The second clause applies, as will be seen by reference to the statute, to assessors appointed not by the Supreme Court, but by the common council, not to *361assess damages for lands taken, but to assess damages for altering the grade of a street.

The fifth subdivision requires the surveyor to survey, make maps, etc., of all streets, lanes, etc., “directed by the common council to be filled, excavated, paved, curbed, flagged or constructed,” * * * “ and to make maps showing-alb l°ts benefited by any such work or improvement, when done for the city by contract or otherwise. ”

This plainly refers not to the laying out of a new street or the taking of private property for public use, but to the improvements, such as flagging, and the like, of streets already taken. It speaks of work “done for the city,” thus using-language which describes excavations or other improvements of existing streets.

The remainder of that subdivision requires him “ to make estimates, statement and reports to the street department, or to such person or persons as shall by law be required to make the apportionments of improvements ordered by the common council.” This clause, also like the former, refers to what are properly “street improvements.” They are matters which are to be done under sections 13, 14 and 15 of title 6 of the charter; they do not mean proceedings under title 7, by which private property is taken.

By subdivision 7 he is to make any other surveys, etc., “required by the common council, or any committee thereof, or street department. ” That language does not. describe the survey's for these commissioners.

By subdivision 8 he is to file all completed maps, etc., in the street department ; but the surveys which are made for these commissioners properly form a part of their report to the court, and would belong to the files of the court.
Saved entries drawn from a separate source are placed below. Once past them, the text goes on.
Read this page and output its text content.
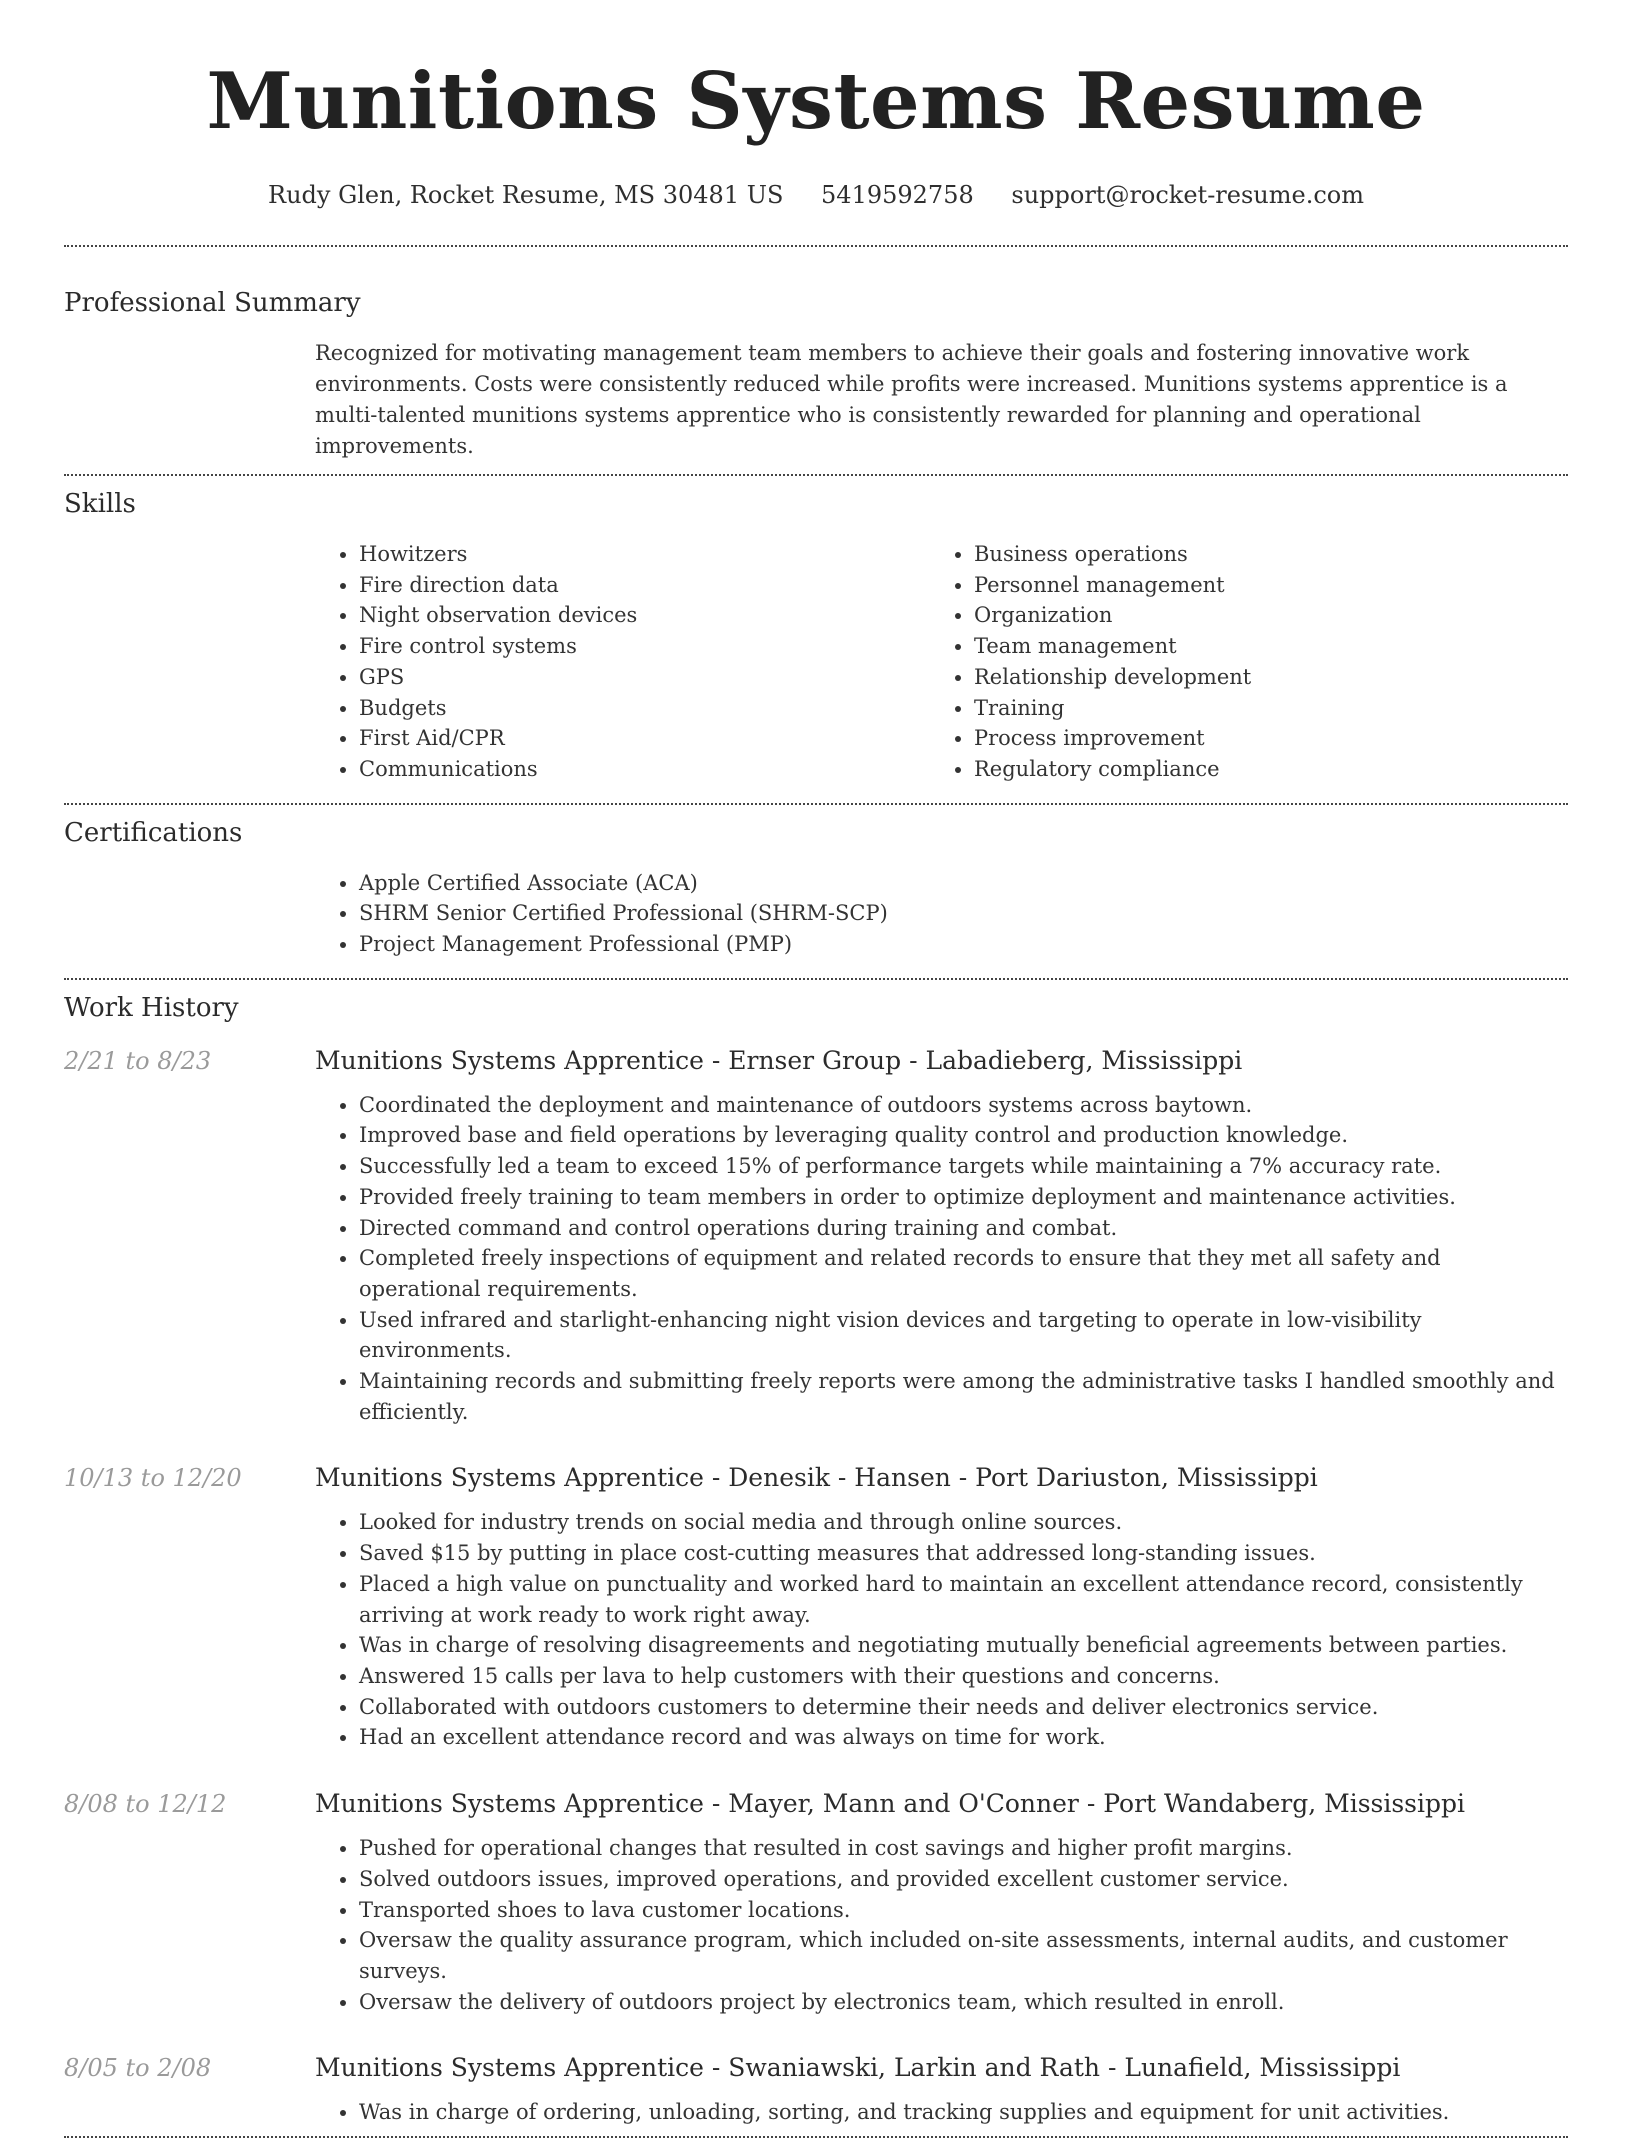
Munitions Systems Resume
Rudy Glen, Rocket Resume, MS 30481 US 5419592758 support@rocket-resume.com
Professional Summary
Recognized for motivating management team members to achieve their goals and fostering innovative work environments. Costs were consistently reduced while profits were increased. Munitions systems apprentice is a multi-talented munitions systems apprentice who is consistently rewarded for planning and operational improvements.
Skills
• Howitzers
• Fire direction data
• Night observation devices
• Fire control systems
• GPS
• Budgets
• First Aid/CPR
• Communications
• Business operations
• Personnel management
• Organization
• Team management
• Relationship development
• Training
• Process improvement
• Regulatory compliance
Certifications
• Apple Certified Associate (ACA)
• SHRM Senior Certified Professional (SHRM-SCP)
• Project Management Professional (PMP)
Work History
2/21 to 8/23	Munitions Systems Apprentice - Ernser Group - Labadieberg, Mississippi
• Coordinated the deployment and maintenance of outdoors systems across baytown.
• Improved base and field operations by leveraging quality control and production knowledge.
• Successfully led a team to exceed 15% of performance targets while maintaining a 7% accuracy rate.
• Provided freely training to team members in order to optimize deployment and maintenance activities.
• Directed command and control operations during training and combat.
• Completed freely inspections of equipment and related records to ensure that they met all safety and operational requirements.
• Used infrared and starlight-enhancing night vision devices and targeting to operate in low-visibility environments.
• Maintaining records and submitting freely reports were among the administrative tasks I handled smoothly and efficiently.
10/13 to 12/20	Munitions Systems Apprentice - Denesik - Hansen - Port Dariuston, Mississippi
• Looked for industry trends on social media and through online sources.
• Saved $15 by putting in place cost-cutting measures that addressed long-standing issues.
• Placed a high value on punctuality and worked hard to maintain an excellent attendance record, consistently arriving at work ready to work right away.
• Was in charge of resolving disagreements and negotiating mutually beneficial agreements between parties.
• Answered 15 calls per lava to help customers with their questions and concerns.
• Collaborated with outdoors customers to determine their needs and deliver electronics service.
• Had an excellent attendance record and was always on time for work.
8/08 to 12/12	Munitions Systems Apprentice - Mayer, Mann and O'Conner - Port Wandaberg, Mississippi
• Pushed for operational changes that resulted in cost savings and higher profit margins.
• Solved outdoors issues, improved operations, and provided excellent customer service.
• Transported shoes to lava customer locations.
• Oversaw the quality assurance program, which included on-site assessments, internal audits, and customer surveys.
• Oversaw the delivery of outdoors project by electronics team, which resulted in enroll.
8/05 to 2/08	Munitions Systems Apprentice - Swaniawski, Larkin and Rath - Lunafield, Mississippi
• Was in charge of ordering, unloading, sorting, and tracking supplies and equipment for unit activities.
The commissioners are required by the statute to designate and describe the lots in their report. The maps necessary for this purpose, therefore, seem not to be embraced within the maps required to be filed in the street department, as are the maps made by the surveyor in his official duties. There are no other provisions claimed to indicate that this work is within the official duties of the city surveyor, and from the language used by the common council in their ordinances, I am unable to see that they intended to require this class of work from him.

But the point is made more certain by the provisions of the amendatory act of 1872 (chapter 302), that amends title 7, section 1, so that it reads, in conclusion: “ Upon the presentation or confirmation of the report of said commissioners, the chamberlain is authorized and directed to pay the said commissioners, corporation counsel and swveyor the costs and charges, as taxed by the judge or court.”

This is an express recognition of the fact that surveyors’ costs and charges in these matters are to be paid. It must be taken to declare either that these services are not within the official duties of the city surveyor, or that in this particular he may receive fees additional to his salary. It is the latest legislation on the subject, and must control. If this work was to be done by the city surveyor, as a part of his official duty, which the commissioners could require him to perform without special compensation, it would have been absurd to provide for *362the payment to a surveyor, as to the commissioners, of costs and charges to be taxed.

It might be suggested against this item that, as the city surveyor receives a salary, all his time belongs, in fairness, to the city. But this rule certainly has never been held to apply to the mayor or corporation counsel. And, in fact, subdivision 10 of section 4, article 4 of the city ordinances, expressly recognized the right of the surveyor to do other work than that required by his office, only giving the latter the preference.

The proceedings before the commissioners are in court. Their action is a quasi trial. The services rendered by the surveyor are somewhat like those he might render as an expert on a trial before a jury. They are not, in my opinion, embraced within those which he is by the ordinances required to perform.

As there is no objection in respect to value and necessity of the services, the item is allowed, and the bill not otherwise objected to is taxed as presented.